Elucidating the size distribution of p‑Phenylenediamine-Derived quinones in atmospheric particles

Abstract

Transformed from p-phenylenediamines (PPDs) antioxidant, PPD-derived quinones (PPD-Qs) have recently been recognized as emerging contaminants due to their potential negative impacts on the environment and human health. While there have been measurements of airborne PPD-Qs, the size distribution of PPD-Qs and the impact of particle size on PPD transformation chemistry remain largely unknown.

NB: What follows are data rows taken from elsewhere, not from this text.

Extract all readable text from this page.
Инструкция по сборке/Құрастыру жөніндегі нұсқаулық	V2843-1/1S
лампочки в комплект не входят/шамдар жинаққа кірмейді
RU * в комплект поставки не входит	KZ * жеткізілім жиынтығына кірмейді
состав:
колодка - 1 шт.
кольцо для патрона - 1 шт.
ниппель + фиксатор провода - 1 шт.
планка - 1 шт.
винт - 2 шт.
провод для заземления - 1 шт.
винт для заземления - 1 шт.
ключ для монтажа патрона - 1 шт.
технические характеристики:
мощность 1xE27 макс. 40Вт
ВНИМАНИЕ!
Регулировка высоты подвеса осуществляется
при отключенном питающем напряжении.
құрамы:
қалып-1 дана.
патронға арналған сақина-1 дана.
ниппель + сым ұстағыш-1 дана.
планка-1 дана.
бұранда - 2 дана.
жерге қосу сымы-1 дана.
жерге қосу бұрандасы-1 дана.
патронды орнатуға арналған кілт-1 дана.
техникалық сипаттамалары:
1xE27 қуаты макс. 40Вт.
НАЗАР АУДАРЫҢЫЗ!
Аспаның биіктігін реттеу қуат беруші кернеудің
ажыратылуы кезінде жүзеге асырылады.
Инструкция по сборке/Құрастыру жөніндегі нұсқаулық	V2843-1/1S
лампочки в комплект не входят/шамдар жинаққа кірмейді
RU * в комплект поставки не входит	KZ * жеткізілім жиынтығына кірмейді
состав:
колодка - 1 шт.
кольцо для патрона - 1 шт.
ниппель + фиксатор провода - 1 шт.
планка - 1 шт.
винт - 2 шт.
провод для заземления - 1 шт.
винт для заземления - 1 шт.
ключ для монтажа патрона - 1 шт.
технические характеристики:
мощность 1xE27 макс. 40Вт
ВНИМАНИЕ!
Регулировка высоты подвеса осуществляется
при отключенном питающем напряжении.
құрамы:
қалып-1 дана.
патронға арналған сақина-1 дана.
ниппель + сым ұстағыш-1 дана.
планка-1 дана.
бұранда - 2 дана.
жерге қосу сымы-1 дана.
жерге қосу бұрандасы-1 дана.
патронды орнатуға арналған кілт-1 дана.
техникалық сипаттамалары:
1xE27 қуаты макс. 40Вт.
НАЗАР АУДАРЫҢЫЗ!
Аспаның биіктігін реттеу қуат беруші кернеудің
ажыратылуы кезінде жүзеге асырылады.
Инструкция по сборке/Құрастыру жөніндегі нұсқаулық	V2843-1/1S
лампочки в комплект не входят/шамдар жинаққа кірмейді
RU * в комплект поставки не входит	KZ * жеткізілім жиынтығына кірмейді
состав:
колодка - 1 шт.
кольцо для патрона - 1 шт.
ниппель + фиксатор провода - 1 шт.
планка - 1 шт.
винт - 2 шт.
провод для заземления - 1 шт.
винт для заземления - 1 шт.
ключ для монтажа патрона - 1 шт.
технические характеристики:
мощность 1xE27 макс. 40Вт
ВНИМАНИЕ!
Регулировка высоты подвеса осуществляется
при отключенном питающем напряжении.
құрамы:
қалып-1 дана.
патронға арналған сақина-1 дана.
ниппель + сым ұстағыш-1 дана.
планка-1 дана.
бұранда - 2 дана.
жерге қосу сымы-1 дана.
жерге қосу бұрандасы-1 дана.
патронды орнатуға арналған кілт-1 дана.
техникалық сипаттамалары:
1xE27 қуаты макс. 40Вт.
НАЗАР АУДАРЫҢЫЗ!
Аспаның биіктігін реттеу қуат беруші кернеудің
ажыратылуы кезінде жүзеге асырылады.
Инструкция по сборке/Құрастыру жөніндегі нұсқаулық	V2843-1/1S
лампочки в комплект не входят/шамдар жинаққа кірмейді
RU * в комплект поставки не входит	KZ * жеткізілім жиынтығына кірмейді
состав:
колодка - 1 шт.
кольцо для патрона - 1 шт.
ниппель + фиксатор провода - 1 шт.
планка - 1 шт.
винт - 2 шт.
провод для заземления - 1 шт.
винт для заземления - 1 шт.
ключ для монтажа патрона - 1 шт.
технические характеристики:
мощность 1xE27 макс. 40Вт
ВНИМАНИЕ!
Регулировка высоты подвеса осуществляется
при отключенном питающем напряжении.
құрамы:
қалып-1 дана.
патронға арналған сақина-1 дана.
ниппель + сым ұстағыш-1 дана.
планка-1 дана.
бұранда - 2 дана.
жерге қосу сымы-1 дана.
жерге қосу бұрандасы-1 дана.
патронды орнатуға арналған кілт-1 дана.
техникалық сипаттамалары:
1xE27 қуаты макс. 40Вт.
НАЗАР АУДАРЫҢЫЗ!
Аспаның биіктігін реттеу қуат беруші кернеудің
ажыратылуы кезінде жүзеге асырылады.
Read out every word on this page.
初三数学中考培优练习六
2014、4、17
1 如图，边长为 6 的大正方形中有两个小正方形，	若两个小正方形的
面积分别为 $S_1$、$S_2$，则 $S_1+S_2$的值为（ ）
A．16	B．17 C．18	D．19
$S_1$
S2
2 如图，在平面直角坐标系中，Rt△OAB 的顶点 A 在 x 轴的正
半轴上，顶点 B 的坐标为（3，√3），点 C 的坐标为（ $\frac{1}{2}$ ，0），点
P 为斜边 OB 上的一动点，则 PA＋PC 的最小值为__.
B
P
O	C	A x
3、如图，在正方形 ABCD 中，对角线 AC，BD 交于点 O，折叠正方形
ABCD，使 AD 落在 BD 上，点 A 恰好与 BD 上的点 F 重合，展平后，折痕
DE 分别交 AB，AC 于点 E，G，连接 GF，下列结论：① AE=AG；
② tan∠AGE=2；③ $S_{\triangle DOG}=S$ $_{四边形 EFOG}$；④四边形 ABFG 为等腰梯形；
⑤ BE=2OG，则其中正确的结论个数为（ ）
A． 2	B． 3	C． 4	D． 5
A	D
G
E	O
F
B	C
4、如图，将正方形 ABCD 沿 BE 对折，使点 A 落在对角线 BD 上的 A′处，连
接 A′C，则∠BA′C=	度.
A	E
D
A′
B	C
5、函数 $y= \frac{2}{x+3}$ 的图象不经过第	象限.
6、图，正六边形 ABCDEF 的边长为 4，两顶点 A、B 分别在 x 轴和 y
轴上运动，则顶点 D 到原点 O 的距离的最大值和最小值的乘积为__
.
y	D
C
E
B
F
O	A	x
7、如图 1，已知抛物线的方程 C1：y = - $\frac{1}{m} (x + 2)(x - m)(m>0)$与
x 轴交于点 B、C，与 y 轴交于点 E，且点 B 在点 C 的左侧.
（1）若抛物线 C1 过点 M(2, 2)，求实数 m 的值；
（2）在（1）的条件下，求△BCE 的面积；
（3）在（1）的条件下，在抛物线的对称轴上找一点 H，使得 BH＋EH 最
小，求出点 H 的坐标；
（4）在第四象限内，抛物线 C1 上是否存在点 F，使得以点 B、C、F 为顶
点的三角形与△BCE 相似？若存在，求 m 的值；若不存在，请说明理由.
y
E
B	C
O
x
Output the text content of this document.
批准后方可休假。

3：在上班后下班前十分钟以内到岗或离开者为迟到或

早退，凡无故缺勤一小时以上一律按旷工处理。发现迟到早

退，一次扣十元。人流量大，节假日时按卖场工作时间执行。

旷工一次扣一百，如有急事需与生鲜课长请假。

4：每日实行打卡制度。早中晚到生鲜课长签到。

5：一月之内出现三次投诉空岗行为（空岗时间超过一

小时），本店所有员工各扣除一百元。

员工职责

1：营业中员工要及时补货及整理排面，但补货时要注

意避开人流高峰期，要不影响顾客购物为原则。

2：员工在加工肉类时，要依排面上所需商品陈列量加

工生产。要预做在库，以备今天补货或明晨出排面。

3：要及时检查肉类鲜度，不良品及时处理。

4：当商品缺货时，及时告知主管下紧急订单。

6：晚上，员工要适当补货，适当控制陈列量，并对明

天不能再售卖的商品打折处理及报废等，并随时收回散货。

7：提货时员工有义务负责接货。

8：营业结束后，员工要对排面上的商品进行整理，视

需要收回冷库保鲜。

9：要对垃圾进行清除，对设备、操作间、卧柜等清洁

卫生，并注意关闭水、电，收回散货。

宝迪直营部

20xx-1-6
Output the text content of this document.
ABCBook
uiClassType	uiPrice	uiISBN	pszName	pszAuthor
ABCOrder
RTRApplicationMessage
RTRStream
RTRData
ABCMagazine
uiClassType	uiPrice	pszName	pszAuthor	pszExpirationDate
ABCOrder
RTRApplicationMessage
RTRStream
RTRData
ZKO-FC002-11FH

Here, through the measurements of atmospheric particles in three megacities in China (Beijing, Xi’an, and Hefei), we find that PPD-Qs are widely distributed in these cities. Further analysis of the size-fractioned particles in Hefei indicates that 48 % of PPD-Qs reside in coarse particles. Given that previous studies mainly focus on the measurement of PPD-Qs in fine particles, the previously reported PPD-Q concentrations and the corresponding human exposure dosages are likely to be significantly underestimated. Furthermore, the ratio of PPD-Q to PPD concentration (PPD-Q/PPD) for particles with size range of 0.056 − 0.1 μm is up to 3 times higher than that with size range of 10 − 18 μm, highlighting the key role of particle size in determining the atmospheric oxidation reactivity of PPDs. Model simulations reveal a size-dependent pattern for the estimated concentration of particulate PPD-Qs in human body. In addition, we also demonstrate that PPD-Qs can induce the formation of cellular reactive oxygen species, suggesting that they may pose risks to human health. Overall, our results emphasize the importance of considering the particle size effect when evaluating the reaction potential and exposure risk of airborne PPD-Qs.